It comes and goes, but mainly stays. I am at this job for three reasons: 1) further my teaching education, 2) beef up on my research, 3) sharpen my clinical skills
I will start with my clinical skills. They are as dull as they ever have been before. I can see things slipping away. names of meds, tests, and procedures. I still have my suave charm with patients and nurses, but that is not a learned thing. That is a practiced art. I try from time to time to sharpen my skills but they have me barely working. I have requested twice to have more challenging cases thrown my way but this was ignored.
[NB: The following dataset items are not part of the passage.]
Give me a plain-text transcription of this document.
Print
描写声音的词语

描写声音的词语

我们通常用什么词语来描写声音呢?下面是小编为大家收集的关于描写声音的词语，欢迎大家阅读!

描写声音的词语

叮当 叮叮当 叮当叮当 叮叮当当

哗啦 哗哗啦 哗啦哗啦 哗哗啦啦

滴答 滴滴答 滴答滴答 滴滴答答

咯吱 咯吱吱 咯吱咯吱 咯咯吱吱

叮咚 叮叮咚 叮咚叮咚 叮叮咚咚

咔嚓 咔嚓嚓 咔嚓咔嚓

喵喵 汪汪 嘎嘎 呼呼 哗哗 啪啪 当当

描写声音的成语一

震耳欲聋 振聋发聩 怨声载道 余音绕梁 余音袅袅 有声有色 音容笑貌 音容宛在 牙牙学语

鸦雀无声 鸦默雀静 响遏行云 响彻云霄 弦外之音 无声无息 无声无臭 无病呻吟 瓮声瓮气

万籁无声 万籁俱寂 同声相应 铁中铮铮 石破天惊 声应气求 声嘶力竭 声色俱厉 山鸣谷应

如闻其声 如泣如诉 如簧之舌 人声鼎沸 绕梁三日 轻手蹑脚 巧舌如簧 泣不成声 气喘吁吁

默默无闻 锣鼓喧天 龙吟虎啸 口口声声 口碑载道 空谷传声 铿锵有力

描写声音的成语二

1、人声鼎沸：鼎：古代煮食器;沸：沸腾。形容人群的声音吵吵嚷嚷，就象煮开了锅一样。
Maybe it is impossible to get me to see more challenging cases, but i feel like there was never an attempt made at it. when i start my new position i will have to start sharp and focused. I need to come on the scene like gangbusters! I will be alright as long as i get started.
My research is a joke. To undertake a huge project in one year was too much to swallow. I am lucky that the HIT thing took off like it did. The other stuff was just shit. Walker's stuff was not going to include me anyway, and Shah dismissed me as a nothing. oh well. even the LVH thing took tool long to develop. Half the year went by without a single lead working out for me. I wish to leave the research up to the researchers. It is not for me.
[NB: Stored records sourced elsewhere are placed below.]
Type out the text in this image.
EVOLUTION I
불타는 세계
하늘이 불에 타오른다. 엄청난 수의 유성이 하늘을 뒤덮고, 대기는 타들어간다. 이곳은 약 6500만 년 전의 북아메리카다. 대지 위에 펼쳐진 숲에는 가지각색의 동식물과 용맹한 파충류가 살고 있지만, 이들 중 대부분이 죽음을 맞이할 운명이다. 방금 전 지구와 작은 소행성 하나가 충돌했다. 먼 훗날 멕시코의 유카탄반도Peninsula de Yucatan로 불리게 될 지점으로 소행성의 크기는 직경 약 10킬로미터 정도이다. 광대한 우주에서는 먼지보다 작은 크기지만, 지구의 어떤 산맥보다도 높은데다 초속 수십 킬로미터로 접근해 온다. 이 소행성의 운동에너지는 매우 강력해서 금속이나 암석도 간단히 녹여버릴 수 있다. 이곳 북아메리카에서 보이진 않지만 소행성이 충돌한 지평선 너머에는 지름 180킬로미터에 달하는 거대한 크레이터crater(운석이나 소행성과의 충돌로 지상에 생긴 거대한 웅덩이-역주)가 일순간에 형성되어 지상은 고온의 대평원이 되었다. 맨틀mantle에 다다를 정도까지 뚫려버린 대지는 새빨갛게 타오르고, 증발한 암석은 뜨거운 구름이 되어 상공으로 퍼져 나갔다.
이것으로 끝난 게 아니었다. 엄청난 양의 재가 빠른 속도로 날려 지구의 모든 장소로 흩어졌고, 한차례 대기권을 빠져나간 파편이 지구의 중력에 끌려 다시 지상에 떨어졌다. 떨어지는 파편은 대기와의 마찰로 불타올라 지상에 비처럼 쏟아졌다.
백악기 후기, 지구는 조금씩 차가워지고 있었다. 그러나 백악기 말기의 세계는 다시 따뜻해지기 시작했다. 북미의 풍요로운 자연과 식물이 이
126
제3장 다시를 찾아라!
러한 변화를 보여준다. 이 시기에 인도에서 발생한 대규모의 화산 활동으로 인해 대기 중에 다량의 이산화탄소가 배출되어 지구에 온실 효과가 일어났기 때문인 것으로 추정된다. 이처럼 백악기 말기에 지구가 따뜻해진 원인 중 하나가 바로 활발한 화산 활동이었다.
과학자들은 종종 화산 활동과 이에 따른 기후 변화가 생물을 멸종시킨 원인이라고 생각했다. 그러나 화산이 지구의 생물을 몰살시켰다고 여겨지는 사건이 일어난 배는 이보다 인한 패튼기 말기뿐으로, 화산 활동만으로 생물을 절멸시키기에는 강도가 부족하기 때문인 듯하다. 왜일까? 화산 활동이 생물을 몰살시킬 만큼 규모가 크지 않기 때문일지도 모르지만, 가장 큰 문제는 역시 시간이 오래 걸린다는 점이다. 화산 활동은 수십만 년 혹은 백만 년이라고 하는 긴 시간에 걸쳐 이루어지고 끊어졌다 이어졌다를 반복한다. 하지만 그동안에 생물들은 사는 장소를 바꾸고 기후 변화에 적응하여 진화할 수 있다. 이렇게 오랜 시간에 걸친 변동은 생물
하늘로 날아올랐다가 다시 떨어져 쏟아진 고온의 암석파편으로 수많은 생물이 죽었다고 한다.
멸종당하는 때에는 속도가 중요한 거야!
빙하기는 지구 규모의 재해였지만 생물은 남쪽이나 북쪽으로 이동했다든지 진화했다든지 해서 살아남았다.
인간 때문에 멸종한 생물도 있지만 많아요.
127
As for the teaching... this is the thorn in my side. Firstly i feel as though i am teaching foreigners to become americans instead of students into doctors. ridiculous. Secondly i have only this year to show for my efforts. I wanted some form of degree. I asked twice for something to show for my efforts. this was also ignored. I was told that this on my resume would be enough. bullshit.
I cannot wait to leave. at this moment it will be 10 weeks. I cannot wait.